Why Must Wire Harness Products Comply with Safety Testing Standards Under These Trends?
Electric vehicles are governed by international standards such as ISO 26262 and IEC 61508; therefore, wire harness design must comply with stringent functional safety levels.
This compliance is achieved through three critical focus areas:
System-level perspective:
wire harnesses are no longer regarded as single components, but are evaluated as integral parts of the overall safety system.
End-to-end process optimization:
functional safety thinking must run through design, material selection, and verification stages.
Failure response capability:
the core design objective is to ensure that systems remain controllable and safe under extreme environments or failure conditions.
Wire Harness Dielectric Withstand Test Regulations and Requirements
With the widespread adoption of electric vehicles, high-power equipment, and industrial automation systems, the safety of wire harnesses operating under high-voltage conditions has become increasingly critical. To guarantee safety and quality, the industry now relies on hipot testing as a standard requirement throughout the entire manufacturing process. Its primary purpose is to ensure that products provide reliable insulation under actual operating conditions.
The main objective of dielectric withstand (hipot) testing is to verify the integrity of insulation between conductors, as well as between conductors and the housing or shielding layers within a wire harness. By applying a test voltage higher than the normal operating voltage, potential insulation defects can be identified at an early stage. This helps prevent issues such as leakage current, dielectric breakdown, or short circuits during service, thereby reducing the risk of electric shock to personnel and damage to equipment.
Different application fields are governed by their respective regulatory requirements. Commonly referenced international standards include:
IEC 60335 / IEC 60204: Safety requirements for industrial machinery and equipment
UL 758 / UL 62: Safety standards for wires and wire harnesses
ISO 6722 / ISO 19642: Automotive cable and wire harness standards
SAE J1654 / J1128: Automotive low-voltage and high-voltage wire harness specifications
LV 123 / LV 124: Test requirements for high-voltage systems in electric vehicles
Regarding typical dielectric withstand test conditions, the test voltage is generally determined based on the rated voltage and is commonly calculated as: Test Voltage = (Rated Voltage × 2) + 1000 V
The actual test voltage shall be adjusted according to the product type and the applicable standard.

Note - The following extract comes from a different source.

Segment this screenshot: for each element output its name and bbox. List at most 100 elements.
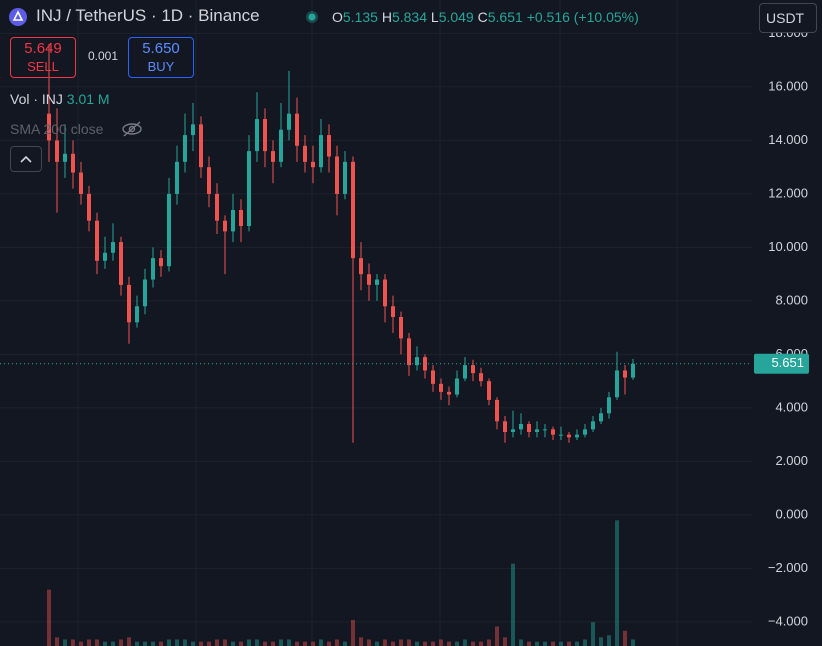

Test durations typically range from 1 to 60 seconds, with the objective of confirming insulation stability over a defined period. Pass criteria generally require no dielectric breakdown and no flashover during the test.

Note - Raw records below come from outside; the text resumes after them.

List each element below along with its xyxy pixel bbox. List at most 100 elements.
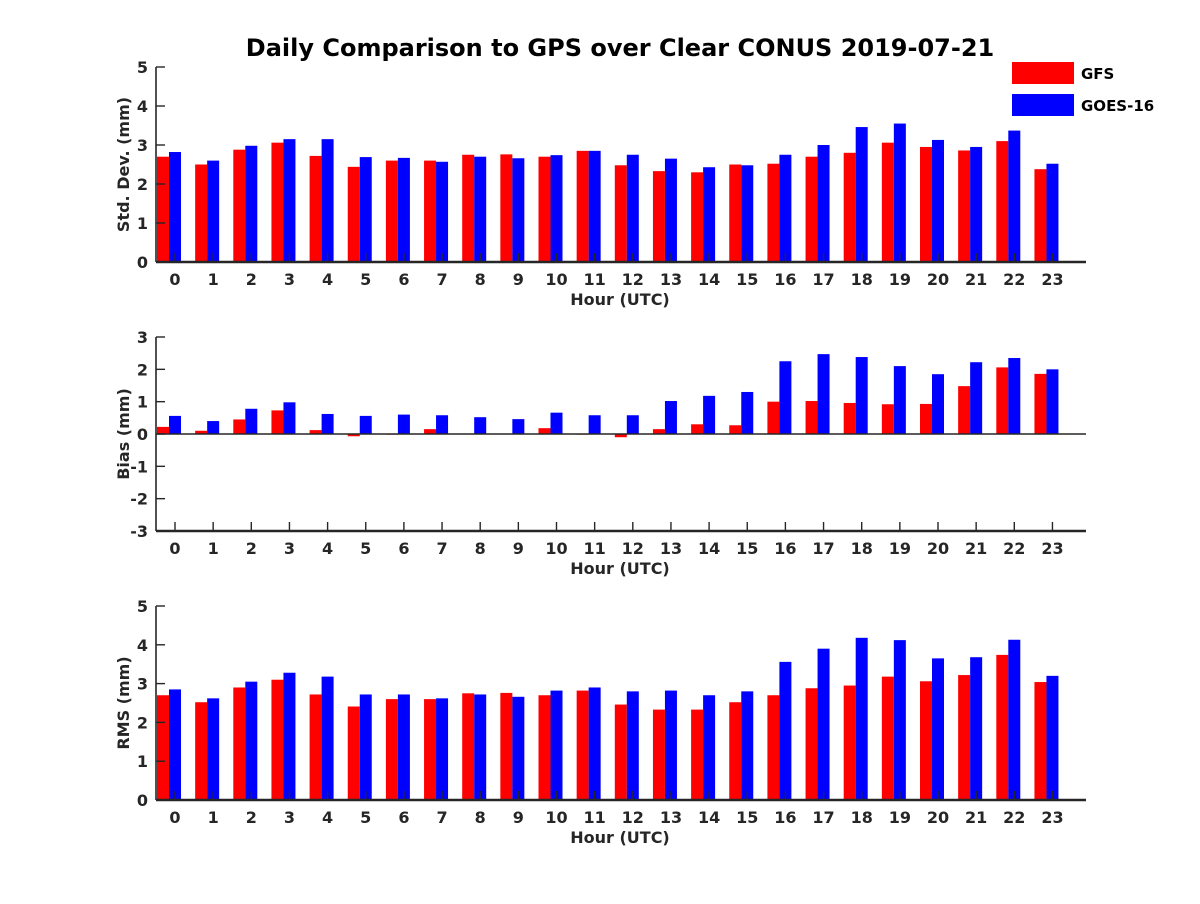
bar-gfs-hour-14 [691, 172, 703, 262]
bar-goes16-hour-0 [169, 416, 181, 434]
bar-goes16-hour-21 [970, 362, 982, 434]
x-tick-label: 23 [1041, 270, 1063, 289]
legend-label-gfs: GFS [1081, 65, 1114, 83]
x-axis-label: Hour (UTC) [570, 559, 670, 578]
bar-goes16-hour-20 [932, 140, 944, 262]
bar-gfs-hour-21 [958, 386, 970, 434]
bar-goes16-hour-20 [932, 658, 944, 800]
x-tick-label: 23 [1041, 539, 1063, 558]
bar-gfs-hour-6 [386, 699, 398, 800]
bar-goes16-hour-7 [436, 698, 448, 800]
bar-gfs-hour-19 [882, 404, 894, 434]
bar-gfs-hour-7 [424, 161, 436, 262]
x-tick-label: 18 [851, 270, 873, 289]
bar-goes16-hour-10 [551, 691, 563, 800]
y-axis-label: Bias (mm) [114, 388, 133, 480]
x-tick-label: 0 [169, 539, 180, 558]
bar-goes16-hour-16 [779, 155, 791, 262]
x-tick-label: 13 [660, 808, 682, 827]
bar-gfs-hour-17 [806, 401, 818, 434]
bar-gfs-hour-22 [996, 141, 1008, 262]
bar-goes16-hour-1 [207, 161, 219, 262]
bar-goes16-hour-20 [932, 374, 944, 434]
x-tick-label: 21 [965, 270, 987, 289]
x-tick-label: 11 [584, 808, 606, 827]
bar-gfs-hour-12 [615, 705, 627, 800]
bar-goes16-hour-3 [283, 402, 295, 434]
y-tick-label: -3 [130, 522, 148, 541]
x-tick-label: 14 [698, 539, 720, 558]
legend-swatch-gfs [1012, 62, 1074, 84]
bar-goes16-hour-2 [245, 682, 257, 800]
bar-goes16-hour-0 [169, 152, 181, 262]
bar-goes16-hour-4 [322, 677, 334, 800]
bar-gfs-hour-13 [653, 171, 665, 262]
bar-goes16-hour-7 [436, 162, 448, 262]
bar-gfs-hour-1 [195, 702, 207, 800]
bar-gfs-hour-13 [653, 710, 665, 800]
x-tick-label: 12 [622, 808, 644, 827]
x-tick-label: 17 [812, 808, 834, 827]
x-tick-label: 14 [698, 808, 720, 827]
x-tick-label: 4 [322, 270, 333, 289]
x-tick-label: 18 [851, 808, 873, 827]
bar-gfs-hour-18 [844, 686, 856, 800]
x-tick-label: 5 [360, 808, 371, 827]
bar-gfs-hour-20 [920, 147, 932, 262]
bar-gfs-hour-23 [1034, 374, 1046, 434]
x-tick-label: 15 [736, 270, 758, 289]
bar-goes16-hour-14 [703, 695, 715, 800]
bar-gfs-hour-2 [233, 687, 245, 800]
x-tick-label: 4 [322, 539, 333, 558]
y-tick-label: 2 [137, 713, 148, 732]
bar-gfs-hour-3 [271, 143, 283, 262]
bar-goes16-hour-21 [970, 657, 982, 800]
bar-gfs-hour-12 [615, 165, 627, 262]
bar-goes16-hour-11 [589, 415, 601, 434]
x-tick-label: 17 [812, 539, 834, 558]
bar-goes16-hour-17 [818, 354, 830, 434]
bar-goes16-hour-19 [894, 124, 906, 262]
x-tick-label: 5 [360, 539, 371, 558]
bar-goes16-hour-10 [551, 155, 563, 262]
bar-gfs-hour-16 [767, 402, 779, 434]
bar-gfs-hour-16 [767, 695, 779, 800]
bar-goes16-hour-9 [512, 158, 524, 262]
bar-gfs-hour-19 [882, 677, 894, 800]
bar-goes16-hour-10 [551, 413, 563, 434]
bar-goes16-hour-9 [512, 419, 524, 434]
bar-goes16-hour-16 [779, 361, 791, 434]
bar-goes16-hour-3 [283, 139, 295, 262]
bar-goes16-hour-5 [360, 416, 372, 434]
x-tick-label: 7 [436, 808, 447, 827]
y-axis-label: RMS (mm) [114, 656, 133, 749]
bar-goes16-hour-6 [398, 694, 410, 800]
bar-goes16-hour-12 [627, 415, 639, 434]
bar-goes16-hour-2 [245, 146, 257, 262]
bar-gfs-hour-19 [882, 143, 894, 262]
bar-goes16-hour-4 [322, 414, 334, 434]
bar-gfs-hour-0 [157, 427, 169, 434]
bar-gfs-hour-2 [233, 150, 245, 262]
x-tick-label: 15 [736, 539, 758, 558]
bar-gfs-hour-3 [271, 410, 283, 434]
bar-gfs-hour-21 [958, 150, 970, 262]
bar-gfs-hour-10 [539, 157, 551, 262]
x-tick-label: 14 [698, 270, 720, 289]
bar-gfs-hour-4 [310, 156, 322, 262]
bar-gfs-hour-20 [920, 681, 932, 800]
x-tick-label: 3 [284, 270, 295, 289]
x-tick-label: 1 [208, 808, 219, 827]
bar-goes16-hour-7 [436, 415, 448, 434]
x-tick-label: 6 [398, 539, 409, 558]
bar-gfs-hour-1 [195, 165, 207, 263]
bar-goes16-hour-11 [589, 687, 601, 800]
bar-gfs-hour-4 [310, 694, 322, 800]
bar-goes16-hour-16 [779, 662, 791, 800]
bar-gfs-hour-18 [844, 403, 856, 434]
x-tick-label: 2 [246, 808, 257, 827]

| Standard | Applicable Fields | Typical Test Voltage | Test Time |
|---|---|---|---|
| IEC 60204-1 | Industrial Equipment | (Rated Voltage × 2) + 1000V / 1500Vac | 1 s |
| IEC 60335 | Household Appliances | 1000–3000Vac | 1–60 s |
| UL 758 | Wires and Wire Harnesses | 1000–3000Vac or DC | 1 min |
| UL 62 | Power Cords | 2000Vac | 1 min |
| ISO 6722 | Automotive Low-Voltage Wires | 1000Vac | 1 min |
| ISO 19642 | Automotive Wire Harnesses | 1000–3000Vac | 1 s |
| LV 123 | EV High-Voltage Systems | ≥2500Vac or DC | 1 min |
| LV 124 | Automotive Electrical Systems | 1.5 × Rated Voltage | 1–10 s |
Overall, the wire harness industry is steadily evolving toward higher voltage capability, enhanced performance, lightweight design, automated manufacturing, and elevated safety standards. Correspondingly, advanced technical expertise and manufacturing excellence have become key indicators of competitiveness within the industry.